El señor PRESIDENTE.— La comisión está específicamente analizando el tema de la
existencia de una bolsa económica, a efectos de que determinados medios pudieran presentar
ante la opinión pública la opinión, puntos de vista de determinados congresistas o en su defecto
dejar de propalar informaciones que pudieran afectar a estos congresistas; bolsa que, por lo que
tenemos entendido, era producto de un aporte mensual de determinados miembros del Congreso
a cambio de estos servicios de determinados cronistas parlamentarios, no de todos, que cobraban
en una forma obviamente no ética por este tipo de funciones.
¿Puede usted describirnos qué es lo que conoce de este tema, que nos ha sido ya presentado por
algunos miembros del Congreso anterior como un hecho existente y objetivo?
El señor NORIEGA, Diómedes.— Por supuesto; pero primero quisiera explicar, más o menos,
en qué consistía mi función de coordinador de prensa.
Era el representante del Congreso, una especie de puente del Congreso para con los medios de
comunicación; toda vez que ellos tenían algún tipo de necesidades, tanto físicas, espacio, como
materiales o de otro tipo, por decir, coordinación con un congresista cuando quiere dar
declaraciones y, bueno, entonces uno servía como puente: congresista, sucede esto, tiene que
coordinar.
Y, además, acceso a algún tipo de información que el Congreso está dispuesto a entregar a los
medios de comunicación, pero que no hay un puente, un vínculo. A veces sucede que un
congresista, un miembro de la Mesa Directiva, el Presidente del Congreso dice: hemos tomado
tal decisión o se va a hacer tal cosa. Y esto se hacía de conocimiento de los periodistas a través
de un comunicado, o de repente era un oficio que había llegado del Ejecutivo o de otro sitio;
entonces, pero faltaba el nexo. No salía el congresista, no salía ningún miembro de la Mesa
Directiva, sino entonces quien se encargaba de hacer todo ese trámite, fotocopiar y distribuirlo a
los medios de comunicación fui yo. Inicialmente este era el trabajo, que fue después ampliándose
de acuerdo a las necesidades de la función.
Es cierto, cuando yo ingreso a trabajar propiamente en Prensa, el despacho era nuevo para mí
obviamente, había hecho investigaciones parlamentarias cinco años, había trabajado en la
coordinación de UPP; pero Prensa propiamente no, y ese tipo de funciones mucho menos aún.
Entonces, cuando empiezo algunas cosas no eran muy lógicas, que un periodista ejerza no veto,
pero sí cierto control sobre los demás periodistas me llamaba la atención obviamente. Y cuando
esto era a la vez dominado por una especie de grupo, que sin ser constituido ni organizado, era
obvio. Más aún, pues, cuando yo empiezo a interrogar a los demás: ¿qué pasa?, ¿cómo es esto?,
¿cómo funciona esto? Yo era nuevo.
Entonces, me doy cuenta ...(falla de grabación)... el espacio físico que había sido designado era
de ellos, ellos lo manejaban. Y también veía el trato...

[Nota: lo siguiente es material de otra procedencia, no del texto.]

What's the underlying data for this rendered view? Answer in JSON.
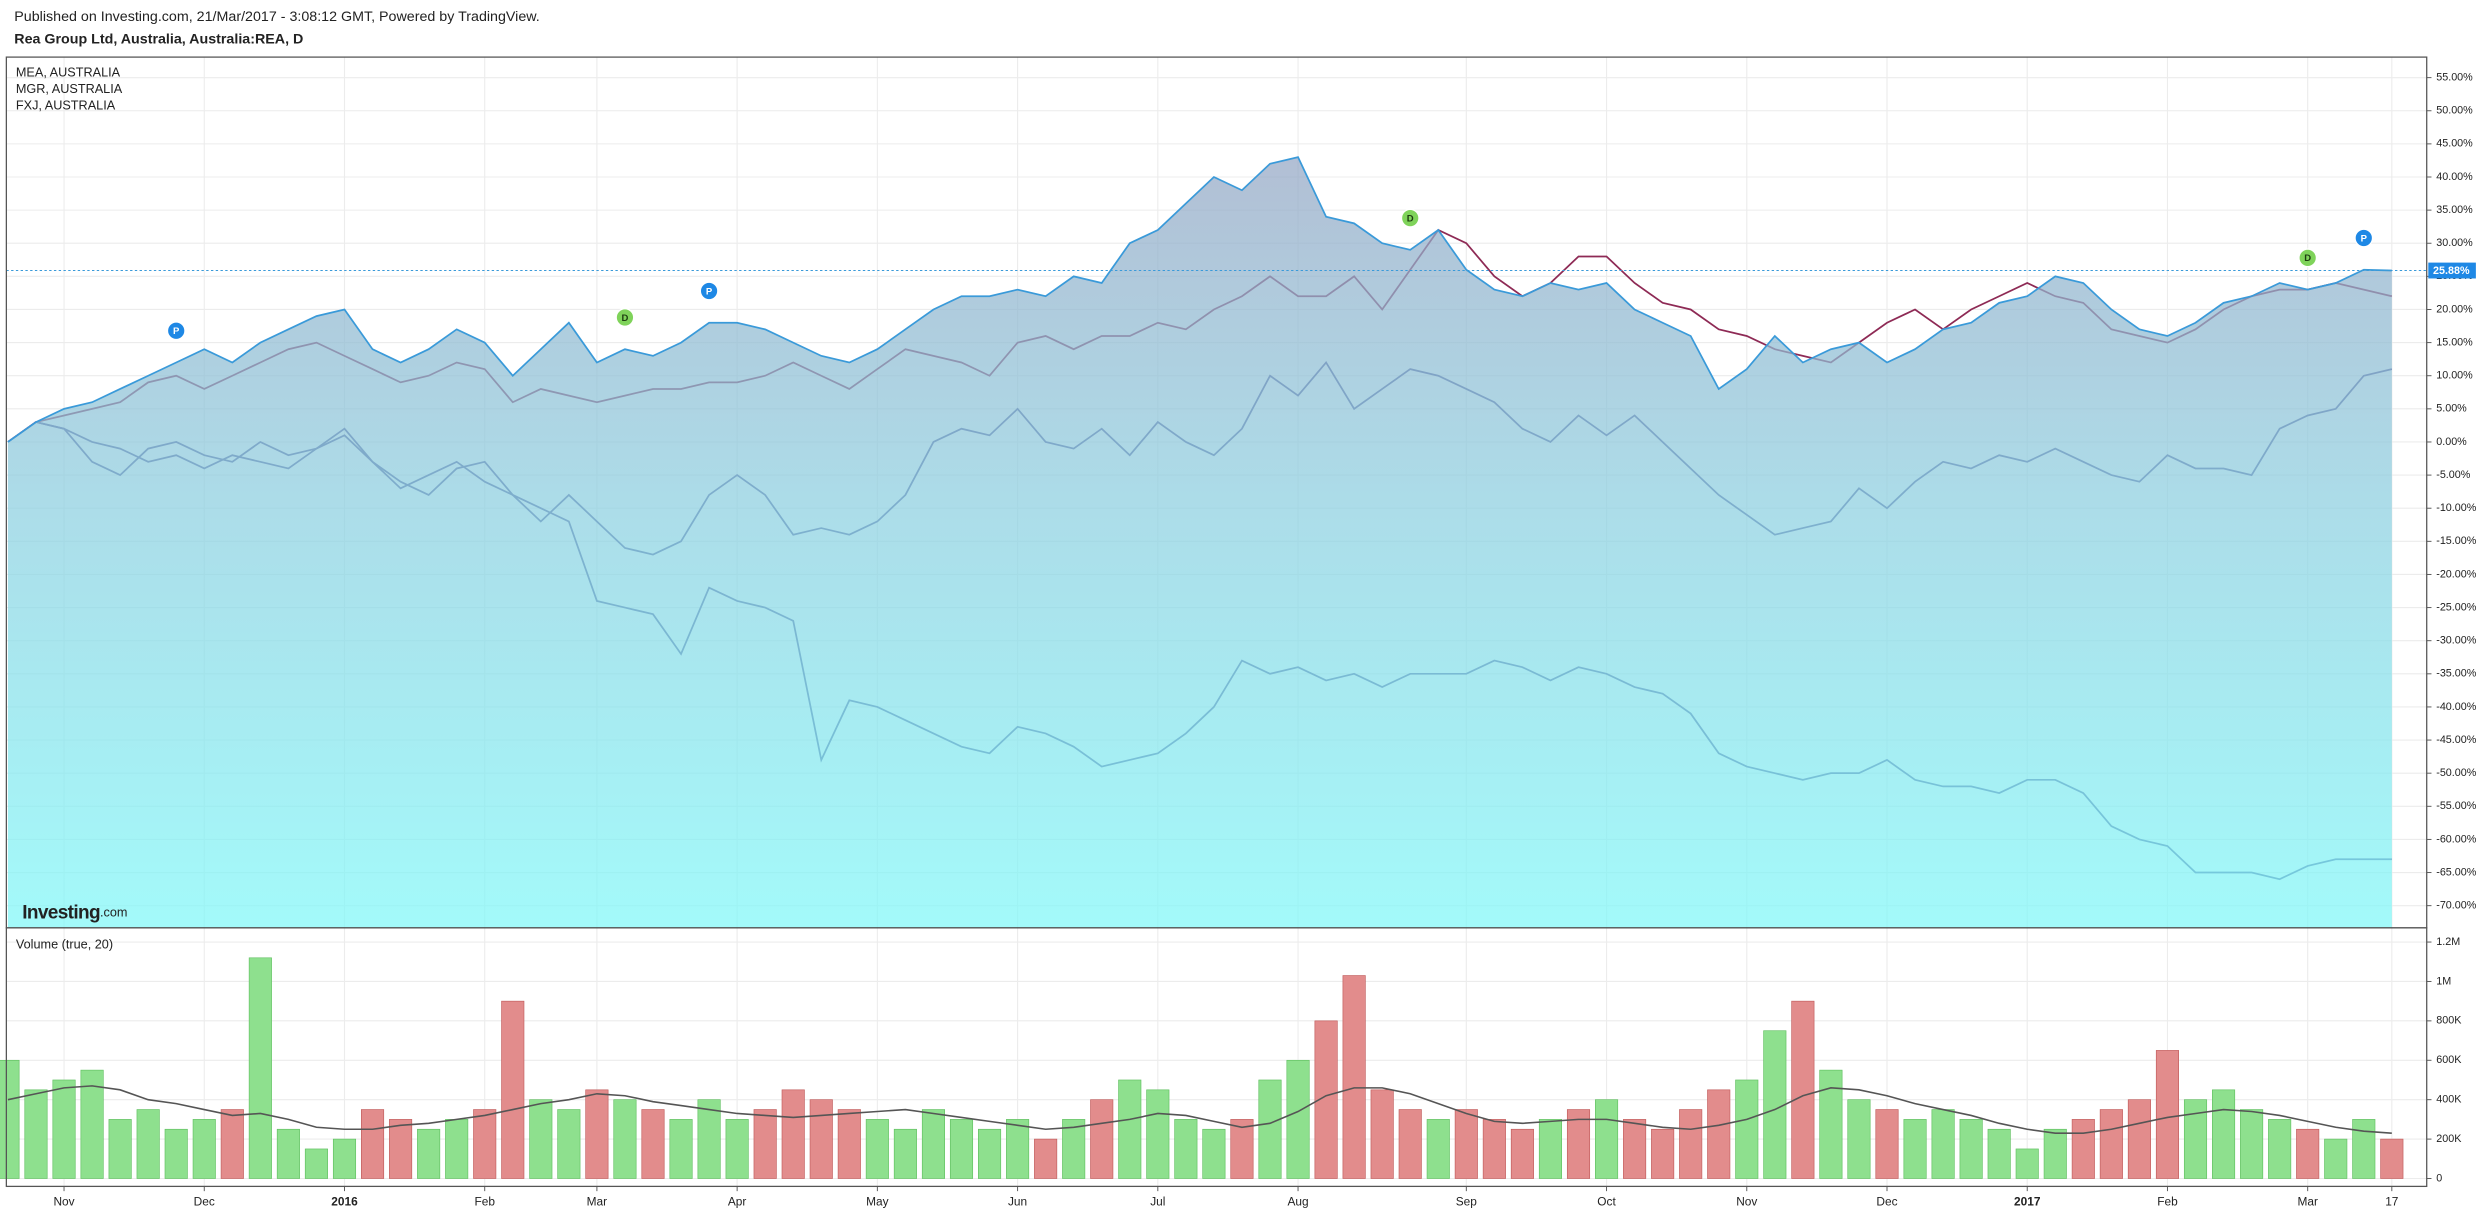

El señor PRESIDENTE.— ¿Los periodistas?
El señor NORIEGA, Diómedes.— Los periodistas.
El señor PRESIDENTE.— Pero, ¿a qué le llama los periodistas? ¿Todos los periodistas?
El señor NORIEGA, Diómedes.— No, un grupo. O sea, era muy fácil, siempre existía un trato,
por decir, el señor congresista y el señor periodista. Cuando veía pues a algunos periodistas que
agarraban y pasaba un determinado parlamentario y le decía no por su cargo, no por el título,
sino: Javier, quiero conversar contigo. O sino: fulano. Es un trato muy directo y a veces incluso
había esto: oye ya pues, cómo es, me fallaste, ya estoy esperando.